Parma 1503 - Casalmaggiore 1540

Biography



Giorgio Vasari praises Parmigianino as, literally, a born draughtsman (‘fusse nato, si puo dire, con i penelli in mano’), and his appreciation of the artist’s drawings was shared by collectors and connoisseurs well into the 17th and 18th centuries. (The 18th century English collector Jonathan Richardson Senior, in his An Essay on the Theory of Painting, published in 1725, noted that ‘There is a Spirit, and Fire, a Freedom, and Delicacy in the Drawings of Giulio Romano, Polydoro, Parmeggiano, Battista Franco, &c. which are not to be seen in their Paintings.’) One of the most prolific draughtsmen of the Cinquecento, Parmigianino produced everything from quick sketches to figural and compositional studies, as well as landscapes, portrait studies and finished presentation drawings. Furthermore, as A. E. Popham observed, Parmigianino ‘obviously delighted in the immediate effects which his pen or chalk could produce on the paper...He loved to experiment in every sort of technique, pen and ink and wash, both on plain and coloured paper, with or without white heightening, red chalk, black chalk, water colour, metal-point on prepared surfaces. This variety of techniques is a measure of the graphic tendency of his mind, of his extreme interest in the mechanics of drawing...He was a natural, as well as indefatigable, draughtsman.’

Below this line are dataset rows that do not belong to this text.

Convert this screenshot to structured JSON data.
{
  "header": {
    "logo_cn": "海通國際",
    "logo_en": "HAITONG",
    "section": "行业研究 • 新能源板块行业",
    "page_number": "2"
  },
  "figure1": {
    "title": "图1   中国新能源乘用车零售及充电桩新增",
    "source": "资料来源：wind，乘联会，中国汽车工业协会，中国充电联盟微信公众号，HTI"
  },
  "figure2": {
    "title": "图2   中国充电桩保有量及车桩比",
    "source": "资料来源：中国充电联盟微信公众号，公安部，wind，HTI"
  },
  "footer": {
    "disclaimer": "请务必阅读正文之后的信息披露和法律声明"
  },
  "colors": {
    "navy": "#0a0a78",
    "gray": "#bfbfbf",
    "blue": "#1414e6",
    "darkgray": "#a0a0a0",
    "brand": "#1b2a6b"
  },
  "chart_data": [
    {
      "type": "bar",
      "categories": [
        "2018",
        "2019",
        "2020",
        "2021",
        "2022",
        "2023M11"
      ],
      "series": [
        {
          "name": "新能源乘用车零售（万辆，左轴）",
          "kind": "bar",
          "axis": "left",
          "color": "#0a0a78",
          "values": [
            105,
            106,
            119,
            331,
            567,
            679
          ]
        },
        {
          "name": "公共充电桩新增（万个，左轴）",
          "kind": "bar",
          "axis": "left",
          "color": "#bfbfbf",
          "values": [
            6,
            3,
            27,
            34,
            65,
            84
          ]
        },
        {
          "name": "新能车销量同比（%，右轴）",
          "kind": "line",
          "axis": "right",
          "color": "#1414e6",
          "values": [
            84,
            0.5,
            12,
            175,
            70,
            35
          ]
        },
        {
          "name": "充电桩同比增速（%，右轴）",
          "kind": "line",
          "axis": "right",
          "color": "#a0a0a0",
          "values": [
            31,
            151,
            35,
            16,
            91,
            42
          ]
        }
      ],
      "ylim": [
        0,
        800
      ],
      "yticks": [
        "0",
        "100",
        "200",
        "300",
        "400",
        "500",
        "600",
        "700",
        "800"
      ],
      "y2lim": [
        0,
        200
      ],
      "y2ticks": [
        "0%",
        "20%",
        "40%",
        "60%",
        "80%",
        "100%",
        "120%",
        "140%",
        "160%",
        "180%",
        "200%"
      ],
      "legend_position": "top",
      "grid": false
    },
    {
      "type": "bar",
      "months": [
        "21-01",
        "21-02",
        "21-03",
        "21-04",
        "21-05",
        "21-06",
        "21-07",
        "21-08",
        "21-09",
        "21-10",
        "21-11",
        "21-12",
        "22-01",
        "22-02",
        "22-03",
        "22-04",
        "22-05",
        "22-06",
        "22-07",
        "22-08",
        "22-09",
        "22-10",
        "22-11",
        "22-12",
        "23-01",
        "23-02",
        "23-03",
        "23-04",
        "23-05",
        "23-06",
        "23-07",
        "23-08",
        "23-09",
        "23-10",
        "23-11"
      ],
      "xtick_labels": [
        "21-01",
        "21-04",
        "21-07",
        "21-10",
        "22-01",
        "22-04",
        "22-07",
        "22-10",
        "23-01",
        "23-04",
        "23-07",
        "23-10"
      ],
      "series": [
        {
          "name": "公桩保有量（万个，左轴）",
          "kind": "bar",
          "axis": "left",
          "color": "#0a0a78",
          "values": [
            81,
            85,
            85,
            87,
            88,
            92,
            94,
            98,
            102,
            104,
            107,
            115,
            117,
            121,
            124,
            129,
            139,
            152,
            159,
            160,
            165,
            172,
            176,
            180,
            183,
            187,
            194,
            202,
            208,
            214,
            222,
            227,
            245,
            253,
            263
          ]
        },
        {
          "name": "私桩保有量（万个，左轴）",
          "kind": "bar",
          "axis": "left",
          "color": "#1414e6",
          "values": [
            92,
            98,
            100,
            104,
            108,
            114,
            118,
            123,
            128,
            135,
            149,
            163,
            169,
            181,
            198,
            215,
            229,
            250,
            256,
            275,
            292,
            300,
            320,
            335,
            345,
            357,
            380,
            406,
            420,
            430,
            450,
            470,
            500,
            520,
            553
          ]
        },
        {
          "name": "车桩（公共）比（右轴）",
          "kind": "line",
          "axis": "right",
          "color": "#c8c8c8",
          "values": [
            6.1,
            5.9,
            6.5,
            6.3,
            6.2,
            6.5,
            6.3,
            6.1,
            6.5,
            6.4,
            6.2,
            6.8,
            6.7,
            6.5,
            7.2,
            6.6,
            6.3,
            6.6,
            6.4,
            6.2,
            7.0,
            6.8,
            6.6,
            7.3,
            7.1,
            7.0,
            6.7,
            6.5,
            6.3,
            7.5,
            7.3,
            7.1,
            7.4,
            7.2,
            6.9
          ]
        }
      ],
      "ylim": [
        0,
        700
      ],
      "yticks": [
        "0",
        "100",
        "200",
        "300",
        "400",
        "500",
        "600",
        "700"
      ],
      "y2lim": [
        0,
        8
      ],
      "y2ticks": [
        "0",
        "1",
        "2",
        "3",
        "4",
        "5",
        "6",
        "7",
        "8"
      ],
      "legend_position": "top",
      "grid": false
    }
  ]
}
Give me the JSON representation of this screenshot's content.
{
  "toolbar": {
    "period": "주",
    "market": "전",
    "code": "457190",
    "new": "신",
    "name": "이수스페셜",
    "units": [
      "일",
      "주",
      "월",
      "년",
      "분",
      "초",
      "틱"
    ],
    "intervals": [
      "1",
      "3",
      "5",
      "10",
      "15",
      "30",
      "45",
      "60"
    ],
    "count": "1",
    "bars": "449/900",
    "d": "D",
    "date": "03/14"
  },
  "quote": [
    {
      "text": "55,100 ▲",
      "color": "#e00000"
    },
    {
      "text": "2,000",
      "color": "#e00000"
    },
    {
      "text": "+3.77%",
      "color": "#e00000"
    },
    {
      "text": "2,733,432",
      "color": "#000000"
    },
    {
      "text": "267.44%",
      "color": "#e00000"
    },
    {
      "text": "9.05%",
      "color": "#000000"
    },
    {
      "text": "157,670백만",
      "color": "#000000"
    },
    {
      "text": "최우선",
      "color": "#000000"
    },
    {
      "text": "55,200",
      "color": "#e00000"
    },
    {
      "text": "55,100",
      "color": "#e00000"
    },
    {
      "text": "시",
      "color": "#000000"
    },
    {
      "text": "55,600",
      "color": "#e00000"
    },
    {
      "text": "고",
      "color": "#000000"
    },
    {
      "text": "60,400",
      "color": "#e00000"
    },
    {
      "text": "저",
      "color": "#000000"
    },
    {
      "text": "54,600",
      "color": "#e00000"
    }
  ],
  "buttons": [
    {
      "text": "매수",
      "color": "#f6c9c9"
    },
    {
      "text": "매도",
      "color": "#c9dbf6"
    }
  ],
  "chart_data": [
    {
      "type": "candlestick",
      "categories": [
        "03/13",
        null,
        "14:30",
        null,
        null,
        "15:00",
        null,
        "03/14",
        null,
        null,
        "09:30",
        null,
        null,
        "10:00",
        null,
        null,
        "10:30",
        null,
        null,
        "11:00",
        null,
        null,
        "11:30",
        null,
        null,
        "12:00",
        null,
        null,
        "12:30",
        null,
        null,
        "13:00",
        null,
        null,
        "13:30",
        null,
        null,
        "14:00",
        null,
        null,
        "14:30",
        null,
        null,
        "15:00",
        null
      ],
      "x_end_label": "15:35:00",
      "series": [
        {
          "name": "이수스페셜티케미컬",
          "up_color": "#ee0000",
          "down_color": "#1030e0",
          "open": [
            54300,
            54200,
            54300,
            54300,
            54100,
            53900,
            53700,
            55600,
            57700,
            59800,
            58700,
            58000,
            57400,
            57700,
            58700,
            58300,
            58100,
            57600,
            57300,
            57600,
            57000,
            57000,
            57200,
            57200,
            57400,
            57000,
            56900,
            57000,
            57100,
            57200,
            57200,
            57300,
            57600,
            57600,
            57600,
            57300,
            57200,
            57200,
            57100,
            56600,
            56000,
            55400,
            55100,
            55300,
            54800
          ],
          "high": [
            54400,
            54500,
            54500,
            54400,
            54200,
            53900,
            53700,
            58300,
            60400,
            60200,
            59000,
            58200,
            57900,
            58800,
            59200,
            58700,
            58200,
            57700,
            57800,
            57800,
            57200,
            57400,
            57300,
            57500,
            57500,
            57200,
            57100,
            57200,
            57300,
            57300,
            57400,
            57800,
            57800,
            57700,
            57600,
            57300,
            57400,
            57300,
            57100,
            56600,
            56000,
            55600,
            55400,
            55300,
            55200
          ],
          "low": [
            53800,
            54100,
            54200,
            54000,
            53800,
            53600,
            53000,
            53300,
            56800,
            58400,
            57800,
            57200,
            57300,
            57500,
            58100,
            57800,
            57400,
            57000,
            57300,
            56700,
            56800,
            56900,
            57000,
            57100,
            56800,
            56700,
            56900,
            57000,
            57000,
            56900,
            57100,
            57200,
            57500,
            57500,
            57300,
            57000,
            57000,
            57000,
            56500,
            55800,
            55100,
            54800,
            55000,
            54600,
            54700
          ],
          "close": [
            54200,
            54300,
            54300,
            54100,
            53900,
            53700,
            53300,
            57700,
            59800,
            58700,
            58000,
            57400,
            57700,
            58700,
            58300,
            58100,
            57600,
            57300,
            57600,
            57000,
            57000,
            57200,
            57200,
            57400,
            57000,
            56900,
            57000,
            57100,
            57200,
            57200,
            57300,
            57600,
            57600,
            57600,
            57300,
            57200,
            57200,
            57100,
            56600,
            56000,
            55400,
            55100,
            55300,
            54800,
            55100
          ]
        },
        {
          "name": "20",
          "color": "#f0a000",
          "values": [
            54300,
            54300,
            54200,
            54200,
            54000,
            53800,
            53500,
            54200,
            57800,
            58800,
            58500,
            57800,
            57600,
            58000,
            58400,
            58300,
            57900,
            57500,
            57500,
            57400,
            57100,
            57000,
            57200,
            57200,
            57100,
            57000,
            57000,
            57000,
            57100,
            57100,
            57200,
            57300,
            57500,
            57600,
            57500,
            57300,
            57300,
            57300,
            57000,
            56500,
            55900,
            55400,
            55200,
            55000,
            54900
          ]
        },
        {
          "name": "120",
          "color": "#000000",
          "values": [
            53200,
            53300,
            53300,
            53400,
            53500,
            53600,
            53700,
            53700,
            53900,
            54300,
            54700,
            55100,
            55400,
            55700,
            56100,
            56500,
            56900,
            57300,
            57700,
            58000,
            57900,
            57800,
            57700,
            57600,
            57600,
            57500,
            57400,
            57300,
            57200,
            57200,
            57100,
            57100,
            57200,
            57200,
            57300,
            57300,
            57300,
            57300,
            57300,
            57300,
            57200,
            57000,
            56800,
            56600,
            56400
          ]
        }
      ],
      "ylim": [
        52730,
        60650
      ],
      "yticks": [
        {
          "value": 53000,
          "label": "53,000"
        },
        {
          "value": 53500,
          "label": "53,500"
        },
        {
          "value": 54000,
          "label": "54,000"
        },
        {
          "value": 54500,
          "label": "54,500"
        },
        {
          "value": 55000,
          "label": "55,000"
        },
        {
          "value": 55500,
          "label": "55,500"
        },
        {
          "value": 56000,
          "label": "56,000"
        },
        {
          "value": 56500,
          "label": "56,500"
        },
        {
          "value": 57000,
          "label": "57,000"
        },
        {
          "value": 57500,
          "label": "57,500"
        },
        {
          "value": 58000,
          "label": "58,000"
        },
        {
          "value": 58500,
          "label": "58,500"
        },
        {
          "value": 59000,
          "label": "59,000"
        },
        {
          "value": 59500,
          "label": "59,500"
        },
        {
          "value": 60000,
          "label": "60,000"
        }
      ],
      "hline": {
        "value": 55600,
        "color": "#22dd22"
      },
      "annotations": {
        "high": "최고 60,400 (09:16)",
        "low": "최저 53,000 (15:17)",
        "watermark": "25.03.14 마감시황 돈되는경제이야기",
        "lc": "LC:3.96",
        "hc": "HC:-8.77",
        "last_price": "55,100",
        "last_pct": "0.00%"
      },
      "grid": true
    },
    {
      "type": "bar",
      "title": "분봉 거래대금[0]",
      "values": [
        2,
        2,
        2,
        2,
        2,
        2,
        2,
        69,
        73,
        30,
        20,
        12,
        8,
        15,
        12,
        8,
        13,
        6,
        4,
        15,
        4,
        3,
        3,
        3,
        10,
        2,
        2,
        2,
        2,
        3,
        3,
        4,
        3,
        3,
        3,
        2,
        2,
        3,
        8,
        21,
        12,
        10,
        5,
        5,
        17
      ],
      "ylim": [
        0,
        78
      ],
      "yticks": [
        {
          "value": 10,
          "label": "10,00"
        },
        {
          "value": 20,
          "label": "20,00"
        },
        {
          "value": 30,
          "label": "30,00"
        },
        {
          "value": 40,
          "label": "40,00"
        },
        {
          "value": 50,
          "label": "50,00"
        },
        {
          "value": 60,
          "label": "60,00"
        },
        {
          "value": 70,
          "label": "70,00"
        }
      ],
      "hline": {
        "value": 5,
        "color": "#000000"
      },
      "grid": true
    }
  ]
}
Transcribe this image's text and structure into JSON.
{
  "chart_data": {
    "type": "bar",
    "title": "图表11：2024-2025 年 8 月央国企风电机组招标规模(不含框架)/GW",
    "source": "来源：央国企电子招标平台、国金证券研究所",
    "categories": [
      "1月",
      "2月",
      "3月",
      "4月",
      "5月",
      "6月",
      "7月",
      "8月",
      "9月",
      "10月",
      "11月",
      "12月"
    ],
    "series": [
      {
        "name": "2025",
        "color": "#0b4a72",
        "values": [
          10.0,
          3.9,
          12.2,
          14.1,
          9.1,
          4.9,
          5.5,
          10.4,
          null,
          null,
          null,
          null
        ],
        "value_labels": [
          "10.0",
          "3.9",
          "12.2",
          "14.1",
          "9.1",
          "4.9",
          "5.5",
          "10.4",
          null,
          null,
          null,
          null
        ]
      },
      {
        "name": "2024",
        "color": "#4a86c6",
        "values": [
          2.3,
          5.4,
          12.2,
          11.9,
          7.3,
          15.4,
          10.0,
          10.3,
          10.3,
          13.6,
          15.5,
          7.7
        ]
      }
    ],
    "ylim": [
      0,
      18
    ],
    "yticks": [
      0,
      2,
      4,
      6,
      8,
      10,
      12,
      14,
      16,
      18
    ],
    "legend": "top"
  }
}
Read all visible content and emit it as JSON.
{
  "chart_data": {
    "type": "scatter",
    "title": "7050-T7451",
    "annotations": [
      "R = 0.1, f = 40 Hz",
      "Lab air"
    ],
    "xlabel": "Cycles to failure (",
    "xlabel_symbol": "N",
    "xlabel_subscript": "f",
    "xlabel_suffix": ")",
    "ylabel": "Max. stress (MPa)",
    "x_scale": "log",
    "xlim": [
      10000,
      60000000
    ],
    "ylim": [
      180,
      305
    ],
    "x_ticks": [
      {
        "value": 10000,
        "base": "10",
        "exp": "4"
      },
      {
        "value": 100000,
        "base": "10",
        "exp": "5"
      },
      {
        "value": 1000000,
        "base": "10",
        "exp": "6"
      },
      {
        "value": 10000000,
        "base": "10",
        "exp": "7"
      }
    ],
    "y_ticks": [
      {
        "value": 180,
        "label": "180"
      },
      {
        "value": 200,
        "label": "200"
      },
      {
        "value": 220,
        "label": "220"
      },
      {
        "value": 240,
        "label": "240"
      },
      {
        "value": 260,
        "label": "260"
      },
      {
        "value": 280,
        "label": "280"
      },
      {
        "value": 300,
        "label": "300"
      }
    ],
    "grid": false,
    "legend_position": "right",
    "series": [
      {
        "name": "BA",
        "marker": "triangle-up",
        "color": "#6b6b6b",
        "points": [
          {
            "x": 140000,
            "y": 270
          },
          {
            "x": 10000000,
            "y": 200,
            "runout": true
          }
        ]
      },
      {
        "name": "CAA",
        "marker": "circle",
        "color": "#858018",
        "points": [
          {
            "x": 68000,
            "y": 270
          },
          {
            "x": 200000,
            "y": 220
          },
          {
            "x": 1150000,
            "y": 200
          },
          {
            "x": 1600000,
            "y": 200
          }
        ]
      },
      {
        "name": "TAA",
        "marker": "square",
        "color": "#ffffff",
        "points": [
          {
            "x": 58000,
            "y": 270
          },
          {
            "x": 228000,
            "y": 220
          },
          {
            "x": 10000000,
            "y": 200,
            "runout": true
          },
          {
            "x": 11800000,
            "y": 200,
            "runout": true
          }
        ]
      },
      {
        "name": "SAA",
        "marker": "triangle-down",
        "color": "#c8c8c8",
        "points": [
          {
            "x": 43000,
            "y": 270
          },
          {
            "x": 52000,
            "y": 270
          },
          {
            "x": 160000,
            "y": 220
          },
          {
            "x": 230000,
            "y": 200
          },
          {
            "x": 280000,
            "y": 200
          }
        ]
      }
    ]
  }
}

Almost a thousand drawings by Parmigianino survive today, many of which were copied or engraved. The elegant, graceful style expressed in his drawings and designs for prints and chiaroscuro woodcuts was to prove extremely influential on a later generation of artists, including Girolamo Mazzola Bedoli and Jacopo Bertoia in Parma, Andrea Schiavone in Venice, and Nicolò dell’Abate and Francesco Primaticcio in Bologna and, later, Fontainebleau.